Look at everything you can see, and see everything you're looking at. Wait until it all merges into the oval shape of your field of vision, then look at the whole picture – if anything moves you will notice it, but don't look at it, keep looking at the whole picture. Often animals would be especially aware around the peripheries, where new movements enter their field of vision.
My experience is that instead of looking at the world like a T.V. screen, it feels as though i'm right up inside the T.V. screen. The normal feeling of subject looking at object is considerably different, it's a 'being with' what i'm seeing, instead of looking at it.
It helps if there is a monotonous wall or a ceiling straight in front, anything which has no focal point. If your eyes wander, then look at a neutral and motionless focal point. (It can be done it with glasses on, but it's difficult to do, no animal would have this experience! So it may be better to start with to take them off and do it half-blind. - I have only recently found it just as effective for short periods, to look outside the rim of the glasses, i'll maybe cover the glass sometime and try it. - And i haven't yet been able to experiment with anyone who wears contact lenses).

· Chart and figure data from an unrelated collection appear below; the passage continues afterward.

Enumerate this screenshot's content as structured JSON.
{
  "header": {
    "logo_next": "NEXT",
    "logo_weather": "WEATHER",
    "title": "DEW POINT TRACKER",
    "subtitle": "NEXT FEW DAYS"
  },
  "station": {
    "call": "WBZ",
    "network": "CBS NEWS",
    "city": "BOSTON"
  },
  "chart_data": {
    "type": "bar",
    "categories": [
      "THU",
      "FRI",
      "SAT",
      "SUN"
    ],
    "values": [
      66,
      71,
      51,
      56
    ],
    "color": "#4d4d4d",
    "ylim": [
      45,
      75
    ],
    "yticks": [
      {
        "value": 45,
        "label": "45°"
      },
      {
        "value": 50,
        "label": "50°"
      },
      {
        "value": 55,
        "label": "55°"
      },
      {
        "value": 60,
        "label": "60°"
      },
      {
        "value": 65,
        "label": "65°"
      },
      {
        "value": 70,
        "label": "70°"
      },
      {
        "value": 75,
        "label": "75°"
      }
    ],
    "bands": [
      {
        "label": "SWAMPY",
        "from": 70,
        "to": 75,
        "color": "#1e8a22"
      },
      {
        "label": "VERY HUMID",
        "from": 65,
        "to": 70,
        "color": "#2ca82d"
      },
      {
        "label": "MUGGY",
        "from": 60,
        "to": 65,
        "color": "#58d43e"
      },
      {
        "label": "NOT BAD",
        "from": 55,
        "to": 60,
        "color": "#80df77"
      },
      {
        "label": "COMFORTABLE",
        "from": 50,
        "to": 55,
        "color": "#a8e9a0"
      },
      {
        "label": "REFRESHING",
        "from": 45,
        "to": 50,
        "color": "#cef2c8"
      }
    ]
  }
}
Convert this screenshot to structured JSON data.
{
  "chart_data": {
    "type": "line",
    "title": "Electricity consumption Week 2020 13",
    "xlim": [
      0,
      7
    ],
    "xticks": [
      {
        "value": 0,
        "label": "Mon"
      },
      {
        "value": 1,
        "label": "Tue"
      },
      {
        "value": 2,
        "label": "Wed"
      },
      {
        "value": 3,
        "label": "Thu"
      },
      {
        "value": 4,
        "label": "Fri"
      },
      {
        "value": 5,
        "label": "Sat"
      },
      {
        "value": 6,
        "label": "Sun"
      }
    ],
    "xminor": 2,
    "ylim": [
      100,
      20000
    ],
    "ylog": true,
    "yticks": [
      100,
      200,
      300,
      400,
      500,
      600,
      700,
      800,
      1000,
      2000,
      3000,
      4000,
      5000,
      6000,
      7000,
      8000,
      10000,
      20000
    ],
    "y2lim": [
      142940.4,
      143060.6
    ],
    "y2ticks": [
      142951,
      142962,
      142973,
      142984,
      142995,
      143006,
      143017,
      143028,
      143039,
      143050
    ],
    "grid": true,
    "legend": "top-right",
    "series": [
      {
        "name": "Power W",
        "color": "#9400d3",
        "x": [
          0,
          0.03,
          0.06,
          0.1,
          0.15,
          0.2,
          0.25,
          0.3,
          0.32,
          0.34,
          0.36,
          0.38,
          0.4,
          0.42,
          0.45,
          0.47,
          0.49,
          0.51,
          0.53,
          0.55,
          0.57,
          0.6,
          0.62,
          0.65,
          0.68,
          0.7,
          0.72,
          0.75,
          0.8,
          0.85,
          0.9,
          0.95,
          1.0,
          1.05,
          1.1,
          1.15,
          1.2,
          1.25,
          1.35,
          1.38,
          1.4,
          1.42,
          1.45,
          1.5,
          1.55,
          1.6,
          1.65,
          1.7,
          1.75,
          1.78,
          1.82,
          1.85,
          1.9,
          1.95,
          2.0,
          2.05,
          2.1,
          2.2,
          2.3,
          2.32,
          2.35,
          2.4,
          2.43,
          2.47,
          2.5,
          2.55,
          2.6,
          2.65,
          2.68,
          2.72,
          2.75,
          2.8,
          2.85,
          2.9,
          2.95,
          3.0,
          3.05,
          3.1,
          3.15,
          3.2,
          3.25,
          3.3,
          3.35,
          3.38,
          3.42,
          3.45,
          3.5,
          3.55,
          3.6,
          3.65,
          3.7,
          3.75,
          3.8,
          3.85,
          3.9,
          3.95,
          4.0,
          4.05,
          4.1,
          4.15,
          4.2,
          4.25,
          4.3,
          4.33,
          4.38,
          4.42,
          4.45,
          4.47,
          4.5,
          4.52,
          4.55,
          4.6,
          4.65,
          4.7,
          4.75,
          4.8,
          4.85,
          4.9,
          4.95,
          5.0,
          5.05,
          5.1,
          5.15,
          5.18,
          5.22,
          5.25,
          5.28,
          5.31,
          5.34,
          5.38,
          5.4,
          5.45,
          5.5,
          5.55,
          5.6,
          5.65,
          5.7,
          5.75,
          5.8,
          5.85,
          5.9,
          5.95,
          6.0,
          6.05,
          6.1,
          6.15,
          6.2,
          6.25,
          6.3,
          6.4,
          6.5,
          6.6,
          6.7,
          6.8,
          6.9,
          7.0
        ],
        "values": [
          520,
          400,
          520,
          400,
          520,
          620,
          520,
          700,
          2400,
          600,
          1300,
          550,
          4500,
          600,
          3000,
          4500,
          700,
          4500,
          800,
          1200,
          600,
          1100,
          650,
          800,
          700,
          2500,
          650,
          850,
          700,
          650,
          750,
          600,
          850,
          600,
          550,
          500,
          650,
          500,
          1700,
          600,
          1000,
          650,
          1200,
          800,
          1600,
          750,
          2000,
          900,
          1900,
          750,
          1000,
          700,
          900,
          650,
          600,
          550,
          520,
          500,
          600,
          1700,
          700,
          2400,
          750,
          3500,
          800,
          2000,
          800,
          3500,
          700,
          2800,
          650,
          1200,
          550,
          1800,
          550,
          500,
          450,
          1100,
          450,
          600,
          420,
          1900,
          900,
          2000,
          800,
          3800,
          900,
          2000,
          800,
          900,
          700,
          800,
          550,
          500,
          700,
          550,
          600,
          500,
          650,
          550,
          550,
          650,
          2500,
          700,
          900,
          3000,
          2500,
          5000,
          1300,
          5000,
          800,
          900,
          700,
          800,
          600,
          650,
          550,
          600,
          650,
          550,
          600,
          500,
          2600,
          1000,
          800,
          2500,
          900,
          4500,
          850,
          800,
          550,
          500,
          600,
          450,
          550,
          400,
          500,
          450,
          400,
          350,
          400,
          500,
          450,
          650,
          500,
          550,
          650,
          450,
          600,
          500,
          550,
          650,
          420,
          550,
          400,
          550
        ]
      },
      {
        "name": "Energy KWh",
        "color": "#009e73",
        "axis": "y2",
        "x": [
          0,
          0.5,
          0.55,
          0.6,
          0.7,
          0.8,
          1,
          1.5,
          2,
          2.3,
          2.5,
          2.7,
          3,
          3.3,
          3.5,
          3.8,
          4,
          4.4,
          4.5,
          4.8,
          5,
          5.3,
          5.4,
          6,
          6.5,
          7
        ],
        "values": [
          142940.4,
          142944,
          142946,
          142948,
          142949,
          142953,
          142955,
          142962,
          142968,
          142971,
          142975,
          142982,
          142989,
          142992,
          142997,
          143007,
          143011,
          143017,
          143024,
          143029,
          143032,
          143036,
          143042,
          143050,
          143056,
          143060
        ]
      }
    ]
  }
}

Once you've started, and if you enjoy it, then you can develop it. To stimulate it, i think it's best to try it from lots of different angles.
A good idea is to look a little above the horizon while walking, this almost forces the downward peripheral vision to activate.
Another good idea, is it go somewhere where lots is happening, sit outside where cars and people are moving - by the street or in a pedestrian zone, ...
Look upwards where nothing's moving, find a roof top chimney pot to focus on, but then don't concentrate on it – concentrate on the people, push-bikes and cars which are passing by in the bottom half of your field of vision. Notice when new objects come into your field of vision - follow them till they are out of sight.
Then look down at the pavement, or your knees, and 'massage' the upper half of your field of vision.